今大騒ぎをしている普天間問題についてもそうだ。
10月17日付の毎日新聞「闘論」に述べられていた佐藤学沖縄国際大学教授の次の言葉を鳩山首相はよく読んでゲーツ国防長官との会談に臨むべきである。
ゲーツ国防長官は言葉を失うに違いない。
まだ間に合う。民主党議員はこの言葉を鳩山首相に読ませたらどうか。
「米軍にとっての普天間飛行場は、日本国内での代替基地建設を必要とする(ほどの)重要性はない・・・
そもそも普天間の閉鎖・返還は95年の沖縄少女暴行事件後、沖縄で高揚した反基地世論を抑えるための米側の提案だった。

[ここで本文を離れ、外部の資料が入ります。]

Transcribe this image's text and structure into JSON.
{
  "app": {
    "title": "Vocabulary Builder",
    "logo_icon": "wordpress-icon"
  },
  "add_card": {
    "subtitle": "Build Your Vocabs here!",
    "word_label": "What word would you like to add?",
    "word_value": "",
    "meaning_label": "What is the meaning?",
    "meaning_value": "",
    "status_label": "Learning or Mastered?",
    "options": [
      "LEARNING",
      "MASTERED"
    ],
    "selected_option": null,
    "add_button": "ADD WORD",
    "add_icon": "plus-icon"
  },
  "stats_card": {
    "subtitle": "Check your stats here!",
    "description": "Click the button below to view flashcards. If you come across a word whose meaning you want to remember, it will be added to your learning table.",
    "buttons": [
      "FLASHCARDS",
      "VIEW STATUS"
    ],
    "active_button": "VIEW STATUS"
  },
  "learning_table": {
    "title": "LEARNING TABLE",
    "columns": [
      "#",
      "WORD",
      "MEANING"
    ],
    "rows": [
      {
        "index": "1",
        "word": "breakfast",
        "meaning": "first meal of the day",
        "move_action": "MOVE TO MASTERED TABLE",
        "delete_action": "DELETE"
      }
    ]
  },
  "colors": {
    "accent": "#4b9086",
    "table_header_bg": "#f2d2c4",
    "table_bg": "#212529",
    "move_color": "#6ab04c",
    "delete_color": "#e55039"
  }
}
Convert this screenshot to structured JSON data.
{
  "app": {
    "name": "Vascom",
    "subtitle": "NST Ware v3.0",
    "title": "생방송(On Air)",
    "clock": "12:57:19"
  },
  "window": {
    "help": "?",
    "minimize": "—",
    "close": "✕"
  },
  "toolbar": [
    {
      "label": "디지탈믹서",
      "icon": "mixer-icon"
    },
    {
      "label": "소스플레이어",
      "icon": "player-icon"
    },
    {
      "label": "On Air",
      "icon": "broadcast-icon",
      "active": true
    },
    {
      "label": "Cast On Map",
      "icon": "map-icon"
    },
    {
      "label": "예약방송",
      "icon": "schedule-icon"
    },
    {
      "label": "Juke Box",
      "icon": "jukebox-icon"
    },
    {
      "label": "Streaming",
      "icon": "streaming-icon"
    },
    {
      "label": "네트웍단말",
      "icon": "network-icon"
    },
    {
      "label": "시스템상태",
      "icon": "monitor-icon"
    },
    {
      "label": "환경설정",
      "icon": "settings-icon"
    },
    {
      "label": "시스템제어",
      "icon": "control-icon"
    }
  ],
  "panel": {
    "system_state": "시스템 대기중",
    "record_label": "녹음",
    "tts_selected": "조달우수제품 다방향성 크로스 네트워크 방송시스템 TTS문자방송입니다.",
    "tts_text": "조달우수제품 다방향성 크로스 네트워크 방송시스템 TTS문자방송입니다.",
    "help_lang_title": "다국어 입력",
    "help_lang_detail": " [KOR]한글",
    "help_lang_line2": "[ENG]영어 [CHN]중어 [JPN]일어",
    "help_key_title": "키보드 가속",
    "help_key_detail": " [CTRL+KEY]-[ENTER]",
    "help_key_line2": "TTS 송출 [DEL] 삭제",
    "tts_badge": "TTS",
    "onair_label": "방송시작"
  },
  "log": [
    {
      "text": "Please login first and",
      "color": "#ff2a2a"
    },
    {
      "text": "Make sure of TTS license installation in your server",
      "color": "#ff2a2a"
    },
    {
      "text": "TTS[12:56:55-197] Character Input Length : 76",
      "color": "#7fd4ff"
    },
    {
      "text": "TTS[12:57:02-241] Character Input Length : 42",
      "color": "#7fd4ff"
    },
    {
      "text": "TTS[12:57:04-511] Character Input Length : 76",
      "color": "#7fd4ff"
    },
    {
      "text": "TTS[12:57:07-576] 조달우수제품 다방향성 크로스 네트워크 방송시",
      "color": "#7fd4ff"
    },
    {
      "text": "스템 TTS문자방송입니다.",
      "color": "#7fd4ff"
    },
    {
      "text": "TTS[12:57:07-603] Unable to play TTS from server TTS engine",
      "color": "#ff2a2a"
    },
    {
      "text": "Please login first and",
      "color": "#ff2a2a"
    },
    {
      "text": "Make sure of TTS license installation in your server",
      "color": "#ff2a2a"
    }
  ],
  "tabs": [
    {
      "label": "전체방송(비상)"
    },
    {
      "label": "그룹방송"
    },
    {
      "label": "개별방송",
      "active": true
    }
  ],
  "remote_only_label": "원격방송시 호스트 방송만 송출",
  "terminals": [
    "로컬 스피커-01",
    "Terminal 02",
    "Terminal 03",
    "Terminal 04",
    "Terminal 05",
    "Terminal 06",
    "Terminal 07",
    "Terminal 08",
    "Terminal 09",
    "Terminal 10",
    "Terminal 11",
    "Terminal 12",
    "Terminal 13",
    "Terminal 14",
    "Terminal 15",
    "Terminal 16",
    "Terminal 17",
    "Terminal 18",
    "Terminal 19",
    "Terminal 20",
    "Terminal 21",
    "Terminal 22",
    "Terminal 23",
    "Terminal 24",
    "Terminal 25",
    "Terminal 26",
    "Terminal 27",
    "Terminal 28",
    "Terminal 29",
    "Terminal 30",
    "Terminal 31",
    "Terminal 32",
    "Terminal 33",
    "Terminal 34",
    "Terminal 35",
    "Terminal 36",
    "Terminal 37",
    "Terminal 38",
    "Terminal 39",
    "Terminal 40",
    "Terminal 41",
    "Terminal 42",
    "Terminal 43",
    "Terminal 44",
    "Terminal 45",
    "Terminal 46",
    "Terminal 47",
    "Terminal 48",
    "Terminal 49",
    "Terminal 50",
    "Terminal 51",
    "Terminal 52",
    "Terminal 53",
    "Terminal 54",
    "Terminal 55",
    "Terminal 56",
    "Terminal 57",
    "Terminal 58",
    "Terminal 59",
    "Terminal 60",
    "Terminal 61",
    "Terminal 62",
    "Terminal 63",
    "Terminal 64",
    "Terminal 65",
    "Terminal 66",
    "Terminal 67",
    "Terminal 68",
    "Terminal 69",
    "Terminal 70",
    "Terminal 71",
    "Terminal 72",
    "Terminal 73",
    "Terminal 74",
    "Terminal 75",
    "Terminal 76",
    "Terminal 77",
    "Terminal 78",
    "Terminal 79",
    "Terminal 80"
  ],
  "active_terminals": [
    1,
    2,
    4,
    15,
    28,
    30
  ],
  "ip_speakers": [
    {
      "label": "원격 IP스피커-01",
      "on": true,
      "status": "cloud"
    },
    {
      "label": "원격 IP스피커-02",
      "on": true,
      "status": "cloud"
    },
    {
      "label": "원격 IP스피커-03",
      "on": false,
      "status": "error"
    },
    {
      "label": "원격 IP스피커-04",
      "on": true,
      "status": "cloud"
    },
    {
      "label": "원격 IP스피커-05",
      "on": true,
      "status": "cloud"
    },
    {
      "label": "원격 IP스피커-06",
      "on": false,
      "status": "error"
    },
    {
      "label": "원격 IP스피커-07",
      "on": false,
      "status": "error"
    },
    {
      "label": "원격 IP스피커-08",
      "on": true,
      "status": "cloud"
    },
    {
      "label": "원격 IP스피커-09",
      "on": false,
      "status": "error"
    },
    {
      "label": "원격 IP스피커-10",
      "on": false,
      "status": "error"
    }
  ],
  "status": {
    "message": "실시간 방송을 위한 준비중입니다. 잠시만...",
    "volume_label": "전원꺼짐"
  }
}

当時日・米・沖縄間の交渉にかかわった元国土庁事務次官、下河辺淳氏の証言によれば、米国が代替施設として要求したのは、長さ45メートルのヘリコプター発着帯だけだ。
それが・・・沖縄側の公共事業発注への思惑も加わり、大規模な代替施設案になった。
軍事的な重要度が低くとも、日本側が提供するのだから、米側が拒否するわけがない・・・
そもそも侵略部隊である海兵隊は日本の安全保障に寄与せず、沖縄に置く必要がない・・・
『政府間協定は動かせない』と日米官僚は言うが、オバマ政権はブッシュ政権時に結んだポーランド、チェコとのミサイル防衛に関する協定を見直した。米国自身が協定見直しをしたのだから、日本の新政権が協定の再交渉をするのは当然だ・・・
貴重な自然を破壊して、緊急必要性がない軍事基地建設が(ごり押ししてつくられようとしている事が)米国で広く知られれば、ノーベル平和賞を受賞した、環境重視のオバマ大統領には打撃になる。
建設中止は米政府にも利益をもたらすはずだ。